An easy example is the idea of success, the narrative that material wealth, scale, and size are equal to greatness. Deep down, we all recognize that this isn’t true on some level. But when we listen to the podcast interview with a person worth millions, it’s easy to believe that they found legitimate success. What happens if we live our lives according to that narrative? How is our imagination shaped because of it?
Those cultural narratives don’t ever go away. But, we can counter them by following trusted teachers, people who we actively pay attention to and allow to shape us through their experiences, ideas, and beliefs. These teachers fill our imaginations with new ways of seeing old narratives and actively point us in new directions of thought.
These teachers are not necessarily “successful business people” but philosophers, artists, explorers, and industry experts that we follow through books, articles, interviews, and podcasts. And, it’s important to remember that—back to an earlier point—the motive (and yes, even character) of the teacher matters.
All around us—on the drive to the grocery store, the middle of a news article, the YouTube pre-roll, our Instagram feed—we find a constant barrage of images. We are in what motorcycle mechanic and philosopher Matthew Crawford calls a “crisis of attention.” These images steal our attention and point our imagination toward whatever they are selling: a product, a lifestyle, an image.

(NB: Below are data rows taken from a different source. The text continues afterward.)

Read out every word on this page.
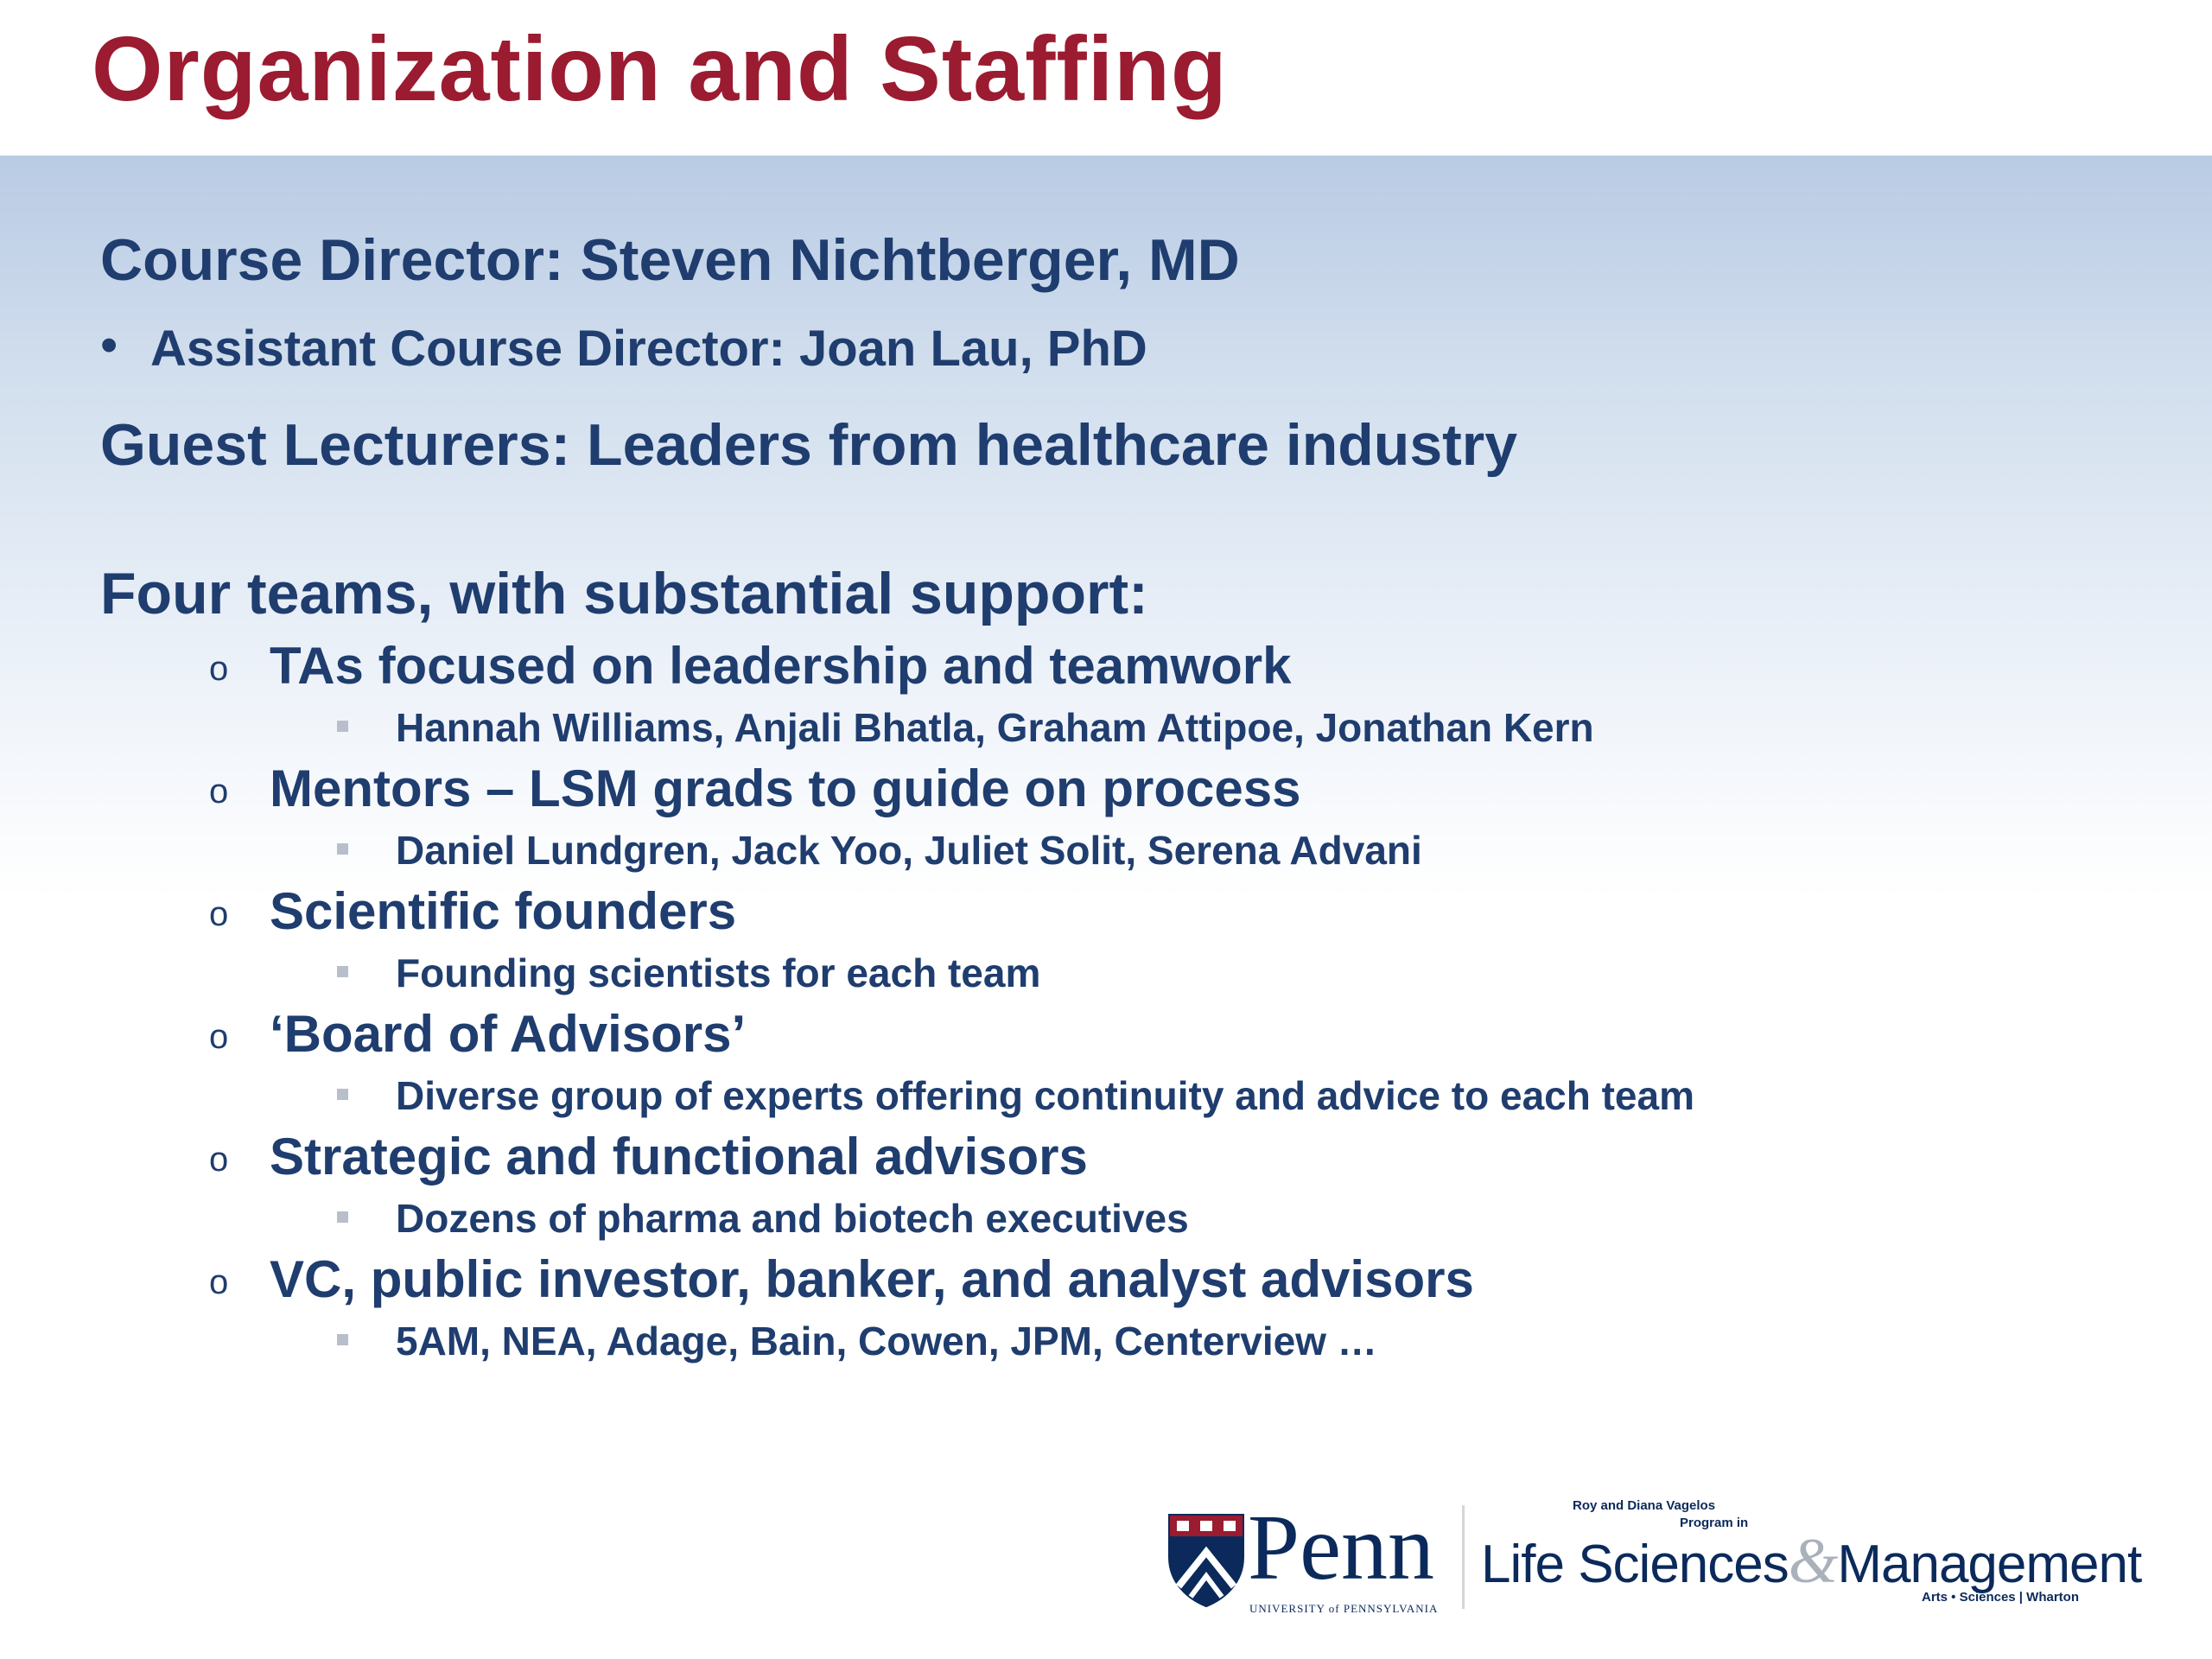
Organization and Staffing
Course Director: Steven Nichtberger, MD
• Assistant Course Director: Joan Lau, PhD
Guest Lecturers: Leaders from healthcare industry
Four teams, with substantial support:
o TAs focused on leadership and teamwork
Hannah Williams, Anjali Bhatla, Graham Attipoe, Jonathan Kern
o Mentors – LSM grads to guide on process
Daniel Lundgren, Jack Yoo, Juliet Solit, Serena Advani
o Scientific founders
Founding scientists for each team
o ‘Board of Advisors’
Diverse group of experts offering continuity and advice to each team
o Strategic and functional advisors
Dozens of pharma and biotech executives
o VC, public investor, banker, and analyst advisors
5AM, NEA, Adage, Bain, Cowen, JPM, Centerview …
Penn
UNIVERSITY of PENNSYLVANIA
Roy and Diana Vagelos
Program in
Life Sciences&Management
Arts • Sciences | Wharton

Recently, I came across another type of image. A fresco by the Renaissance painter, Masscio. The painting tells the biblical story of creation as Adam and Eve are expelled from the Garden of Eden. When I first saw this painting, something about the story drew me in. I wanted to chase after that feeling. Examine the feeling, question it, and spend time with it to see where it was leading my thoughts.

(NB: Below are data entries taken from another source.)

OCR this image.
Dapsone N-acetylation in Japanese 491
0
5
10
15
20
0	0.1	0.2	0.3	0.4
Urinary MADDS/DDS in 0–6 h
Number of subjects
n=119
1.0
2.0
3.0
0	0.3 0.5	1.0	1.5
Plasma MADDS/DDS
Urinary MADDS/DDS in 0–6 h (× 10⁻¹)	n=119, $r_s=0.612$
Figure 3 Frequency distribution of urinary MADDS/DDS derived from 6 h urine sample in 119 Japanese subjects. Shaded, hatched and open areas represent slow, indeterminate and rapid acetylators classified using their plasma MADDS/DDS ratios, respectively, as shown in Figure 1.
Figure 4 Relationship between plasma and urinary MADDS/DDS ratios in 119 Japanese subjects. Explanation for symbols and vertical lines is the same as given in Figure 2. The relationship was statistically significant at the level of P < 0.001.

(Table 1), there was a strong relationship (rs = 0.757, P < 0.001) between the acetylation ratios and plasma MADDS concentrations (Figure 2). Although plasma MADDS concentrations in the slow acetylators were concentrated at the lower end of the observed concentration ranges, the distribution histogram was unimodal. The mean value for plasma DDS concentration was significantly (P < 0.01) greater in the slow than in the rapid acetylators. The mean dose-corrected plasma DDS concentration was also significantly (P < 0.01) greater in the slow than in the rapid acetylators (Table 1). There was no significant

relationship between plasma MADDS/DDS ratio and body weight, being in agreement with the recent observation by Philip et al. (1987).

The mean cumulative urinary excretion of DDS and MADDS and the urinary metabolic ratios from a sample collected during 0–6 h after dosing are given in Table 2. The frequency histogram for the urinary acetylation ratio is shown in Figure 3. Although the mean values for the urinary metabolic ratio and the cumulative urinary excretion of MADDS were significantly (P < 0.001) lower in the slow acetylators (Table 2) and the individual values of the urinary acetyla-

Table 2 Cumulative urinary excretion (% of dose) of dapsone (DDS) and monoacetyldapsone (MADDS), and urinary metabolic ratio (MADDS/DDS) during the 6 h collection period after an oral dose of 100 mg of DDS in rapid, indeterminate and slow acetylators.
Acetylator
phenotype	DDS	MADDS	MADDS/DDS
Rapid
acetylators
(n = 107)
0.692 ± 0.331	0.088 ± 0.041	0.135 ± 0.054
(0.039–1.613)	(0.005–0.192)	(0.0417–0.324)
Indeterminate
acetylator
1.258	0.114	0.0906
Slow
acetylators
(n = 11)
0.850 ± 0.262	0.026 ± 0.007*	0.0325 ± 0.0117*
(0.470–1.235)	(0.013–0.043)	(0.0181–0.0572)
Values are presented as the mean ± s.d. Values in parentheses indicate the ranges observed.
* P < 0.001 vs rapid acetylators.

When we actively form our imagination, we look to counter the onslaught of images coming at us each day with glimpses of beauty. We actively pursue images and experiences and landscapes that point us toward something totally “other” than what we see in a subway ad.
Chasing after beauty is an inherently intentional and active process, and it takes all shapes and forms: it might mean a long walk on a summer morning with no distractions, or taking time to look up at the stars while pulling the trash to the end of the driveway, or a routine trip to the local gallery or museum, or carving out space for distraction-free interactions with friends and family.
In actively forming our imaginations, we look to build habits (or practices) that can shape our imaginations with intent. Author James Clear says that “[m]any people begin the process of changing their habits by focusing on what they want to achieve. This leads to outcome-based habits. The alternative is to build identity-based habits. With this approach, we start focusing on who we wish to become.”
So, what type of imagination do you want? Based on that answer, start creating habits that will get you there and make time in your daily routine to actively pursue those habits. This includes much of what we discussed above but also things like silence, rest, reflection, and journaling.
Roger Scruton, Modern Culture.
These ideas, including actively vs. passively forming your mind, were constructed by my experiences and thoughts from various “teachers,” primarily John Mark Comer, Dallas Willard, and James K.A. Smith.